The improvements would particularly benefit areas poorly served by the existing network -- south of the San Francisco Bay Area to north Los Angeles and north of the San Francisco Bay Area, the study's authors said.
"We know where most active faults are in California, and we can smartly place seismic stations to optimize the network," said Serdar Kuyuk, a professor of civil engineering at Sakarya University in Turkey.
Kuyuk conducted the California study while a post-doctoral fellow at University of California, Berkeley.
"There are only 10 stations along the 150-mile section of the San Andreas Fault," he said. "Adding more stations would improve warning for people in these areas, as well as people in LA and the Bay Area should an earthquake start somewhere in between."

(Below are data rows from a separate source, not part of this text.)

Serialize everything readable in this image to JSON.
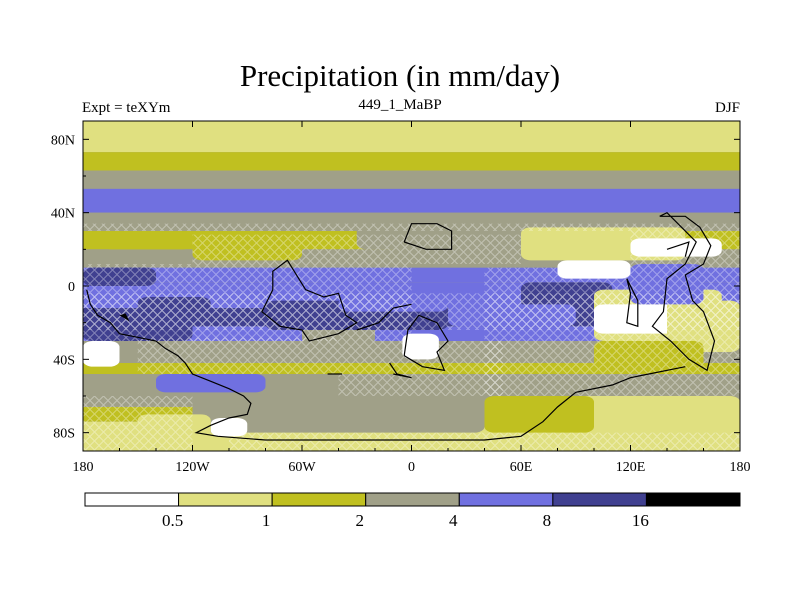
{
  "title": "Precipitation (in mm/day)",
  "left_label": "Expt = teXYm",
  "center_label": "449_1_MaBP",
  "right_label": "DJF",
  "map": {
    "lon_range": [
      -180,
      180
    ],
    "lat_range": [
      -90,
      90
    ],
    "x_ticks": [
      {
        "value": -180,
        "label": "180"
      },
      {
        "value": -120,
        "label": "120W"
      },
      {
        "value": -60,
        "label": "60W"
      },
      {
        "value": 0,
        "label": "0"
      },
      {
        "value": 60,
        "label": "60E"
      },
      {
        "value": 120,
        "label": "120E"
      },
      {
        "value": 180,
        "label": "180"
      }
    ],
    "y_ticks": [
      {
        "value": 80,
        "label": "80N"
      },
      {
        "value": 40,
        "label": "40N"
      },
      {
        "value": 0,
        "label": "0"
      },
      {
        "value": -40,
        "label": "40S"
      },
      {
        "value": -80,
        "label": "80S"
      }
    ]
  },
  "colorbar": {
    "levels": [
      "0.5",
      "1",
      "2",
      "4",
      "8",
      "16"
    ],
    "colors": [
      "#ffffff",
      "#e0e080",
      "#c0c020",
      "#a0a088",
      "#7070e0",
      "#404090",
      "#000000"
    ]
  },
  "precip_bands": [
    {
      "lat_top": 90,
      "lat_bot": 84,
      "class": 1
    },
    {
      "lat_top": 84,
      "lat_bot": 73,
      "class": 1
    },
    {
      "lat_top": 73,
      "lat_bot": 63,
      "class": 2
    },
    {
      "lat_top": 63,
      "lat_bot": 53,
      "class": 3
    },
    {
      "lat_top": 53,
      "lat_bot": 40,
      "class": 4
    },
    {
      "lat_top": 40,
      "lat_bot": 30,
      "class": 3
    },
    {
      "lat_top": 30,
      "lat_bot": 20,
      "class": 2
    },
    {
      "lat_top": 20,
      "lat_bot": 10,
      "class": 3
    },
    {
      "lat_top": 10,
      "lat_bot": 2,
      "class": 4
    },
    {
      "lat_top": 2,
      "lat_bot": -12,
      "class": 4
    },
    {
      "lat_top": -12,
      "lat_bot": -22,
      "class": 5
    },
    {
      "lat_top": -22,
      "lat_bot": -30,
      "class": 4
    },
    {
      "lat_top": -30,
      "lat_bot": -42,
      "class": 3
    },
    {
      "lat_top": -42,
      "lat_bot": -48,
      "class": 2
    },
    {
      "lat_top": -48,
      "lat_bot": -56,
      "class": 3
    },
    {
      "lat_top": -56,
      "lat_bot": -66,
      "class": 3
    },
    {
      "lat_top": -66,
      "lat_bot": -74,
      "class": 2
    },
    {
      "lat_top": -74,
      "lat_bot": -84,
      "class": 1
    },
    {
      "lat_top": -84,
      "lat_bot": -90,
      "class": 1
    }
  ],
  "precip_patches": [
    {
      "lon": [
        -180,
        -160
      ],
      "lat": [
        -30,
        -44
      ],
      "class": 0
    },
    {
      "lon": [
        -5,
        15
      ],
      "lat": [
        -26,
        -40
      ],
      "class": 0
    },
    {
      "lon": [
        -60,
        -20
      ],
      "lat": [
        -12,
        -32
      ],
      "class": 3
    },
    {
      "lon": [
        -180,
        -120
      ],
      "lat": [
        -14,
        -30
      ],
      "class": 5
    },
    {
      "lon": [
        -80,
        20
      ],
      "lat": [
        -8,
        -24
      ],
      "class": 5
    },
    {
      "lon": [
        60,
        110
      ],
      "lat": [
        2,
        -12
      ],
      "class": 5
    },
    {
      "lon": [
        -180,
        -140
      ],
      "lat": [
        10,
        0
      ],
      "class": 5
    },
    {
      "lon": [
        -40,
        20
      ],
      "lat": [
        -6,
        -14
      ],
      "class": 4
    },
    {
      "lon": [
        -140,
        -80
      ],
      "lat": [
        -48,
        -58
      ],
      "class": 4
    },
    {
      "lon": [
        -120,
        40
      ],
      "lat": [
        -60,
        -80
      ],
      "class": 3
    },
    {
      "lon": [
        -110,
        -90
      ],
      "lat": [
        -72,
        -82
      ],
      "class": 0
    },
    {
      "lon": [
        -150,
        -110
      ],
      "lat": [
        -70,
        -86
      ],
      "class": 1
    },
    {
      "lon": [
        80,
        180
      ],
      "lat": [
        -60,
        -86
      ],
      "class": 1
    },
    {
      "lon": [
        40,
        100
      ],
      "lat": [
        -60,
        -80
      ],
      "class": 2
    },
    {
      "lon": [
        -170,
        -120
      ],
      "lat": [
        30,
        20
      ],
      "class": 2
    },
    {
      "lon": [
        -120,
        -60
      ],
      "lat": [
        30,
        14
      ],
      "class": 2
    },
    {
      "lon": [
        -30,
        40
      ],
      "lat": [
        34,
        20
      ],
      "class": 3
    },
    {
      "lon": [
        -10,
        70
      ],
      "lat": [
        32,
        12
      ],
      "class": 3
    },
    {
      "lon": [
        60,
        150
      ],
      "lat": [
        32,
        14
      ],
      "class": 1
    },
    {
      "lon": [
        80,
        120
      ],
      "lat": [
        14,
        4
      ],
      "class": 0
    },
    {
      "lon": [
        100,
        170
      ],
      "lat": [
        -2,
        -30
      ],
      "class": 1
    },
    {
      "lon": [
        100,
        160
      ],
      "lat": [
        -10,
        -26
      ],
      "class": 0
    },
    {
      "lon": [
        140,
        180
      ],
      "lat": [
        -8,
        -36
      ],
      "class": 1
    },
    {
      "lon": [
        120,
        170
      ],
      "lat": [
        26,
        16
      ],
      "class": 0
    },
    {
      "lon": [
        100,
        160
      ],
      "lat": [
        -30,
        -46
      ],
      "class": 2
    },
    {
      "lon": [
        120,
        160
      ],
      "lat": [
        12,
        -10
      ],
      "class": 4
    },
    {
      "lon": [
        -150,
        -110
      ],
      "lat": [
        -6,
        -22
      ],
      "class": 5
    },
    {
      "lon": [
        -50,
        -20
      ],
      "lat": [
        4,
        -8
      ],
      "class": 4
    },
    {
      "lon": [
        20,
        90
      ],
      "lat": [
        -10,
        -22
      ],
      "class": 4
    }
  ],
  "hatched_regions": [
    {
      "lon": [
        -180,
        180
      ],
      "lat": [
        -4,
        -24
      ]
    },
    {
      "lon": [
        -180,
        0
      ],
      "lat": [
        12,
        -30
      ]
    },
    {
      "lon": [
        -150,
        -40
      ],
      "lat": [
        -28,
        -48
      ]
    },
    {
      "lon": [
        -120,
        60
      ],
      "lat": [
        28,
        12
      ]
    },
    {
      "lon": [
        -40,
        50
      ],
      "lat": [
        -30,
        -60
      ]
    },
    {
      "lon": [
        40,
        180
      ],
      "lat": [
        10,
        -60
      ]
    },
    {
      "lon": [
        -180,
        -120
      ],
      "lat": [
        -60,
        -90
      ]
    },
    {
      "lon": [
        -100,
        180
      ],
      "lat": [
        -80,
        -90
      ]
    },
    {
      "lon": [
        120,
        180
      ],
      "lat": [
        30,
        10
      ]
    },
    {
      "lon": [
        -180,
        180
      ],
      "lat": [
        34,
        30
      ]
    }
  ],
  "outlines": [
    {
      "points": [
        [
          -178,
          -2
        ],
        [
          -176,
          -10
        ],
        [
          -172,
          -16
        ],
        [
          -165,
          -20
        ],
        [
          -160,
          -26
        ],
        [
          -150,
          -28
        ],
        [
          -140,
          -30
        ],
        [
          -135,
          -34
        ],
        [
          -128,
          -38
        ],
        [
          -124,
          -42
        ],
        [
          -120,
          -48
        ],
        [
          -110,
          -52
        ],
        [
          -100,
          -56
        ],
        [
          -92,
          -60
        ],
        [
          -88,
          -64
        ],
        [
          -90,
          -70
        ],
        [
          -100,
          -72
        ],
        [
          -110,
          -76
        ],
        [
          -118,
          -80
        ],
        [
          -106,
          -82
        ],
        [
          -80,
          -84
        ],
        [
          -40,
          -84
        ],
        [
          0,
          -84
        ],
        [
          40,
          -84
        ],
        [
          60,
          -82
        ],
        [
          72,
          -74
        ],
        [
          80,
          -66
        ],
        [
          90,
          -58
        ],
        [
          110,
          -54
        ],
        [
          120,
          -50
        ],
        [
          130,
          -48
        ],
        [
          150,
          -44
        ]
      ]
    },
    {
      "points": [
        [
          -76,
          -2
        ],
        [
          -76,
          8
        ],
        [
          -68,
          14
        ],
        [
          -58,
          -2
        ],
        [
          -48,
          -6
        ],
        [
          -40,
          -4
        ],
        [
          -36,
          -16
        ],
        [
          -30,
          -20
        ],
        [
          -40,
          -26
        ],
        [
          -56,
          -30
        ],
        [
          -60,
          -24
        ],
        [
          -72,
          -22
        ],
        [
          -82,
          -14
        ],
        [
          -76,
          -2
        ]
      ]
    },
    {
      "points": [
        [
          -4,
          24
        ],
        [
          0,
          34
        ],
        [
          14,
          34
        ],
        [
          22,
          30
        ],
        [
          22,
          20
        ],
        [
          8,
          20
        ],
        [
          -4,
          24
        ]
      ]
    },
    {
      "points": [
        [
          -2,
          -24
        ],
        [
          -4,
          -38
        ],
        [
          6,
          -44
        ],
        [
          18,
          -46
        ],
        [
          14,
          -36
        ],
        [
          20,
          -30
        ],
        [
          14,
          -20
        ],
        [
          4,
          -16
        ],
        [
          -2,
          -24
        ]
      ]
    },
    {
      "points": [
        [
          -12,
          -42
        ],
        [
          -8,
          -48
        ],
        [
          0,
          -50
        ],
        [
          -10,
          -48
        ]
      ]
    },
    {
      "points": [
        [
          -46,
          -48
        ],
        [
          -38,
          -48
        ]
      ]
    },
    {
      "points": [
        [
          118,
          4
        ],
        [
          120,
          -4
        ],
        [
          118,
          -20
        ],
        [
          124,
          -22
        ],
        [
          124,
          -8
        ],
        [
          118,
          4
        ]
      ]
    },
    {
      "points": [
        [
          136,
          38
        ],
        [
          140,
          40
        ],
        [
          148,
          32
        ],
        [
          156,
          24
        ],
        [
          150,
          12
        ],
        [
          140,
          4
        ],
        [
          138,
          -14
        ],
        [
          132,
          -22
        ],
        [
          142,
          -30
        ],
        [
          152,
          -40
        ],
        [
          162,
          -46
        ],
        [
          166,
          -30
        ],
        [
          160,
          -14
        ],
        [
          154,
          -8
        ],
        [
          150,
          6
        ],
        [
          160,
          12
        ],
        [
          164,
          22
        ],
        [
          158,
          32
        ],
        [
          150,
          38
        ],
        [
          136,
          38
        ]
      ]
    },
    {
      "points": [
        [
          140,
          20
        ],
        [
          146,
          22
        ],
        [
          152,
          24
        ],
        [
          150,
          16
        ]
      ]
    },
    {
      "points": [
        [
          -30,
          -24
        ],
        [
          -18,
          -20
        ],
        [
          -10,
          -12
        ],
        [
          0,
          -10
        ]
      ]
    }
  ]
}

While the U.S. Geological Survey/Caltech Southern California Seismic and TriNet Network in Southern California was upgraded in response to the 1994 Northridge quake, the United States is lagging behind Japan and other countries in developing a fully functional warning system, the researchers said.
Japan's existing earthquake warning system performed well during the 2011 magnitude 9 Tohoku-Oki earthquake, they noted.
"We should not wait until another major quake before improving the early warning system," Kuyuk said of California's system.
Kuyuk and Richard Allen, director of the Seismological Laboratory at UC Berkeley, co-authored the study published in Seismological Research Letters.